One of the regulars, unlit roll-up in mouth, was trying to fix the problem and engaged our friend in a discussion about tactics. Eventually, he left her in charge.

We sat pitching in advice as she moved some logs around to give the fire air. Between us, we spectators retrieved a dryish log from the store under the bench and hacked it into smaller chunks with a pen-knife while she rolled some paper into twists. The paper went up, the wood steamed and then started to blacken, and smoke was sucked away up the chimney. Confident it was off and away our friend loaded the fire up and, for the next hour, kept a watchful eye, making occasional adjustments with the shovel (the only implement at hand) to keep the flames healthy.

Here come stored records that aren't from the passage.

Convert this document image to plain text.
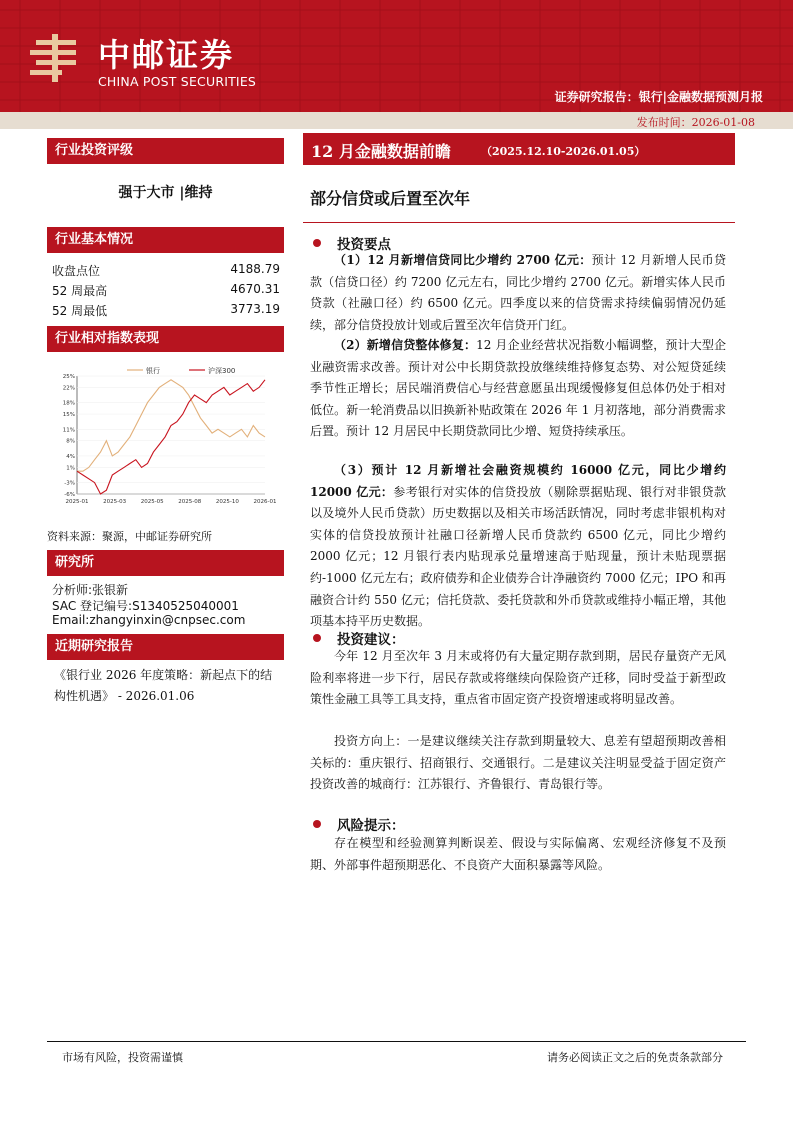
中邮证券
CHINA POST SECURITIES
证券研究报告：银行|金融数据预测月报
发布时间：2026-01-08
行业投资评级
强于大市 |维持
行业基本情况
收盘点位	4188.79
52 周最高	4670.31
52 周最低	3773.19
行业相对指数表现
25%
22%
18%
15%
11%
8%
4%
1%
-3%
-6%
2025-01	2025-03	2025-05	2025-08	2025-10	2026-01
银行	沪深300
资料来源：聚源，中邮证券研究所
研究所
分析师:张银新
SAC 登记编号:S1340525040001
Email:zhangyinxin@cnpsec.com
近期研究报告
《银行业 2026 年度策略：新起点下的结构性机遇》 - 2026.01.06
12 月金融数据前瞻	（2025.12.10-2026.01.05）
部分信贷或后置至次年
投资要点
（1）12 月新增信贷同比少增约 2700 亿元：预计 12 月新增人民币贷款（信贷口径）约 7200 亿元左右，同比少增约 2700 亿元。新增实体人民币贷款（社融口径）约 6500 亿元。四季度以来的信贷需求持续偏弱情况仍延续，部分信贷投放计划或后置至次年信贷开门红。
（2）新增信贷整体修复：12 月企业经营状况指数小幅调整，预计大型企业融资需求改善。预计对公中长期贷款投放继续维持修复态势、对公短贷延续季节性正增长；居民端消费信心与经营意愿虽出现缓慢修复但总体仍处于相对低位。新一轮消费品以旧换新补贴政策在 2026 年 1 月初落地，部分消费需求后置。预计 12 月居民中长期贷款同比少增、短贷持续承压。
（3）预计 12 月新增社会融资规模约 16000 亿元，同比少增约 12000 亿元：参考银行对实体的信贷投放（剔除票据贴现、银行对非银贷款以及境外人民币贷款）历史数据以及相关市场活跃情况，同时考虑非银机构对实体的信贷投放预计社融口径新增人民币贷款约 6500 亿元，同比少增约 2000 亿元；12 月银行表内贴现承兑量增速高于贴现量，预计未贴现票据约-1000 亿元左右；政府债券和企业债券合计净融资约 7000 亿元；IPO 和再融资合计约 550 亿元；信托贷款、委托贷款和外币贷款或维持小幅正增，其他项基本持平历史数据。
投资建议：
今年 12 月至次年 3 月末或将仍有大量定期存款到期，居民存量资产无风险利率将进一步下行，居民存款或将继续向保险资产迁移，同时受益于新型政策性金融工具等工具支持，重点省市固定资产投资增速或将明显改善。
投资方向上：一是建议继续关注存款到期量较大、息差有望超预期改善相关标的：重庆银行、招商银行、交通银行。二是建议关注明显受益于固定资产投资改善的城商行：江苏银行、齐鲁银行、青岛银行等。
风险提示：
存在模型和经验测算判断误差、假设与实际偏离、宏观经济修复不及预期、外部事件超预期恶化、不良资产大面积暴露等风险。
市场有风险，投资需谨慎	请务必阅读正文之后的免责条款部分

We didn’t mind when it cracked like a whip and spat sparks our way — that was all part of the pleasure. Fires and the sea are two things we can stare at for hours, and if an open fire in a pub on a cold day is a joy, one you’ve had a hand in lighting is ten times better again.

The photo is actually from early December and isn’t our finest work but you get the idea.


End of the Season

West Cornwall’s summer season ends today.

It’s the last day we’ll be able to get Jelbert’s ice-cream in Newlyn; museums, gardens and some tourist-focused shops are switching to winter hours or closing altogether; and, most importantly from our point of view, many pubs are suddenly empty.

Pubs which are designed for the hot, heaving days of August — huge buildings with multiple rooms, beer gardens, play areas and several bars — are partially closed. As the rain and fog settles, the lights are going out, and people are retreating to the log-fire in the saloon.

We visited a pub yesterday which, when we last went, was so busy every table was reserved, all day. Yesterday, the barman looked startled when we walked in. The clock was ticking, the fire was crackling, and he had been lost in thought, chin in hand.

We sat in the corner of a pub designed to accommodate more than two hundred people and had it to ourselves. The Overlook Hotel came to mind.

Our first winter out west is going to be an interesting one.